Tuesday, December 20, 2011

spinache artichoke fondue/ Cheddar fondue

Our Version of Melting Pot's Spinach Artichoke Cheese Fondue

I love this fondue. It is one of my favorites at Melting Pot and I nailed it on the head (with a lot of help from my waiter.. he was nice enough to pretty much hand the recipe to us last time we were there). My husband and I do a fancy Christmas candlelight dinner each year and this is what we made for part of it this year. It was perfect. I am telling you, this IS the recipe.

3 oz. vegetable broth
appx. 1-2 oz. fresh spinach, chopped
appx. 1-2 oz. artichoke hearts, chopped
1 Tbsp. chopped garlic
2 1/2 oz. Butterkäse cheese* (if you can't find this, you can substitute Farmer's Cheese or Romanian Cream Cheese.. if you can't find these either, see the recipe below to make your own "fake" Butterkäse.)
2 1/2 oz. Fontina cheese
1 tsp. grated Parmesan cheese
dash Tabasco sauce

Heat vegetable broth in fondue-type unit or similar cooking pot. When hot (do not bring to a boil) add spinach, artichoke hearts, and garlic and mix well. Combine Butterkäse and Fontina and add a little bit at a time to spinach/artichoke mixture, stirring constantly until you reach your desired consistency. Stir in Parmesan cheese and Tabasco sauce. Serve with french bread pieces and/or lightly steamed vegetables.

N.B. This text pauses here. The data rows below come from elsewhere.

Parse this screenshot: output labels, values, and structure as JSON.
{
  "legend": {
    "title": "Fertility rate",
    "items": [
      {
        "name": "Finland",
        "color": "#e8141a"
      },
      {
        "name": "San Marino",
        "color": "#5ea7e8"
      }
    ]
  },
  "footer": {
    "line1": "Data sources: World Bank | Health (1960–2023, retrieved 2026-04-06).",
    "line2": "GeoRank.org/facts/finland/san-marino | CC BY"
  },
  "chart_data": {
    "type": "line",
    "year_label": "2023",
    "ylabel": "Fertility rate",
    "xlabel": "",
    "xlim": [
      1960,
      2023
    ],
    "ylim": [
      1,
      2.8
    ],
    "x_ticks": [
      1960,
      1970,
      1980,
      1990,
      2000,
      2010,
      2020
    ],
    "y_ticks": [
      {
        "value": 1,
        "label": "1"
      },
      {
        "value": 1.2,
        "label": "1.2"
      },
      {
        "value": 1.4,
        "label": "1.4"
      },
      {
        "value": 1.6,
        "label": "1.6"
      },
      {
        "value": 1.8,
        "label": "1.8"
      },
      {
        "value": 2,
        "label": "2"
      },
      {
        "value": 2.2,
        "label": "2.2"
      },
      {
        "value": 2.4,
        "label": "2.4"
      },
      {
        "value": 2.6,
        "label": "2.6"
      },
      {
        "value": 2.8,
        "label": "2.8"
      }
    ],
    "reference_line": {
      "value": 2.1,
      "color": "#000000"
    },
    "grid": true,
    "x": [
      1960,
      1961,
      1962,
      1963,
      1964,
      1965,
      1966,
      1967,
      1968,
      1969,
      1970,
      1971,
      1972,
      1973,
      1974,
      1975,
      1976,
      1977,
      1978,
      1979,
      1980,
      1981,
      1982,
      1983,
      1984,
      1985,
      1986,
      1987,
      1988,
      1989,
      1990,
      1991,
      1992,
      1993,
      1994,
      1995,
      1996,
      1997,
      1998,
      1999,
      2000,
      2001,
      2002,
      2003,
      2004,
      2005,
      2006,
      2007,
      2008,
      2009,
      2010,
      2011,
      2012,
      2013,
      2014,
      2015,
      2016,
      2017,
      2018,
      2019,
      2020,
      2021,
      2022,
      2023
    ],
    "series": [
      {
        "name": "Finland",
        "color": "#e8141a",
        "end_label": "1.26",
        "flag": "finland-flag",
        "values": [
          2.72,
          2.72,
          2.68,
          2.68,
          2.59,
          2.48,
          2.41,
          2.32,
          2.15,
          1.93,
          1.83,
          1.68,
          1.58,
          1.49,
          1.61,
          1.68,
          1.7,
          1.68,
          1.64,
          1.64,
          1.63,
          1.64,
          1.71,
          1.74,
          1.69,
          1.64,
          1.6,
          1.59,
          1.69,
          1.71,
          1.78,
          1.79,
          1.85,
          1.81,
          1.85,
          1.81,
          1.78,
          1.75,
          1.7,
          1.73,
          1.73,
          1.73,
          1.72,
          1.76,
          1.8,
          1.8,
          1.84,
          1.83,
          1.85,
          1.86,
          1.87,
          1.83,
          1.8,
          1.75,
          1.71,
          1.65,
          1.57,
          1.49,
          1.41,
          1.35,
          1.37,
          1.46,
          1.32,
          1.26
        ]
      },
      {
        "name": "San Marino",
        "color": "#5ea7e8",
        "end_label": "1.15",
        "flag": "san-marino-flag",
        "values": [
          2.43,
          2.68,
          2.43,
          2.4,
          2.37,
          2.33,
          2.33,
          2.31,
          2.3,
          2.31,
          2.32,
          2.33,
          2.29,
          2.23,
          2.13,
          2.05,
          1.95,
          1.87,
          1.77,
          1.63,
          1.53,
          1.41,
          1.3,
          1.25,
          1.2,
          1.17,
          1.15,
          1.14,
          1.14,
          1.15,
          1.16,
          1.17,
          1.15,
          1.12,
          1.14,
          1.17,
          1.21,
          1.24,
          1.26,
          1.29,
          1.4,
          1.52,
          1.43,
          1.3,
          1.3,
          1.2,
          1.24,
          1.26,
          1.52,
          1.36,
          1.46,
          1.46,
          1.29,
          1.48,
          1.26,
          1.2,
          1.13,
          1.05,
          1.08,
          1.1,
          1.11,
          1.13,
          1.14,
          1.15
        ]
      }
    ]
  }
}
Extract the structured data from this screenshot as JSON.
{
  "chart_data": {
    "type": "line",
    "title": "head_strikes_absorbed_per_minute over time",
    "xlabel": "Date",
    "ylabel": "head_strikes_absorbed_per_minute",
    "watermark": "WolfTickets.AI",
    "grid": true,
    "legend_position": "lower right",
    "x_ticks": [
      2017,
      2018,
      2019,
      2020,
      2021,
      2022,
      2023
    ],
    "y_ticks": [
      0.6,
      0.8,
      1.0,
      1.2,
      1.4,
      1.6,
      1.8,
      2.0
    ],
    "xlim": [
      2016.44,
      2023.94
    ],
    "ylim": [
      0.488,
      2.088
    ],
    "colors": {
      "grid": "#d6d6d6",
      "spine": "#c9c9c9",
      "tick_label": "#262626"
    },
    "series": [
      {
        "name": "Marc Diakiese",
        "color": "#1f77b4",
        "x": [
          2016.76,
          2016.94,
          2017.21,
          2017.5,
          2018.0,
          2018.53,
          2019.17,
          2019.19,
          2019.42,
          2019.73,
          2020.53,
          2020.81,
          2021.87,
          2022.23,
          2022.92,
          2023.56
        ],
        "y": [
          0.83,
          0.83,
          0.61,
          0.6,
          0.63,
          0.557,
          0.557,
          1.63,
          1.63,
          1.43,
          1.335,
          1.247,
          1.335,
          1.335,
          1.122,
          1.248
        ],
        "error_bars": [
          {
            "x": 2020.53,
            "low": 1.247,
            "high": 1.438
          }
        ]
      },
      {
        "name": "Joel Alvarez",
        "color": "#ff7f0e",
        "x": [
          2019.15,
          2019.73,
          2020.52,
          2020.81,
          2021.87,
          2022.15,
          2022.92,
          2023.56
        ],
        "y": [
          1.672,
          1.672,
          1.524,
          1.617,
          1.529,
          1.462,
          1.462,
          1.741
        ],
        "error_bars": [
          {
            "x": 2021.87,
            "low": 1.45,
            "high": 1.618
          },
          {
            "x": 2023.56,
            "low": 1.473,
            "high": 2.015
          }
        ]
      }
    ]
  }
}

*Fake Butterkäse (Keep in mind, the fake really isn't quite as good so try your hardest to find the real Butterkäse. Only use this recipe if you are desperate and truly can't find it anywhere):
Mix 1/2 brick (4oz) of cream cheese with 1/4 cup of buttermilk and 1/2 tablespoon of sour cream.. you would only use 2 1/2 oz. of this so a LITTLE more than half of what this recipe would make.

Cheddar Cheese Fondue

For the CHEESE:

1 1/2 c. beef broth
1/2 c. milk
1 Tbsp. Worcestershire sauce
2 tsp. ground, dry mustard
1-2 cloves garlic, crushed
3 Tbsp. flour
6 c. sharp cheddar cheese, shredded (the higher-quality the cheddar, the better the fondue will be!)

In a saucepan over LOW heat, combine beef broth, milk, Worcestershire sauce, dry mustard, garlic and flour. When it is ALMOST to a boil (don't let it boil!) gradually stir in the cheese doing a figure-8 motion. Add beef broth to thin if needed. When all the cheese has melted, transfer to a crock pot or fondue pot. (Easy huh?!)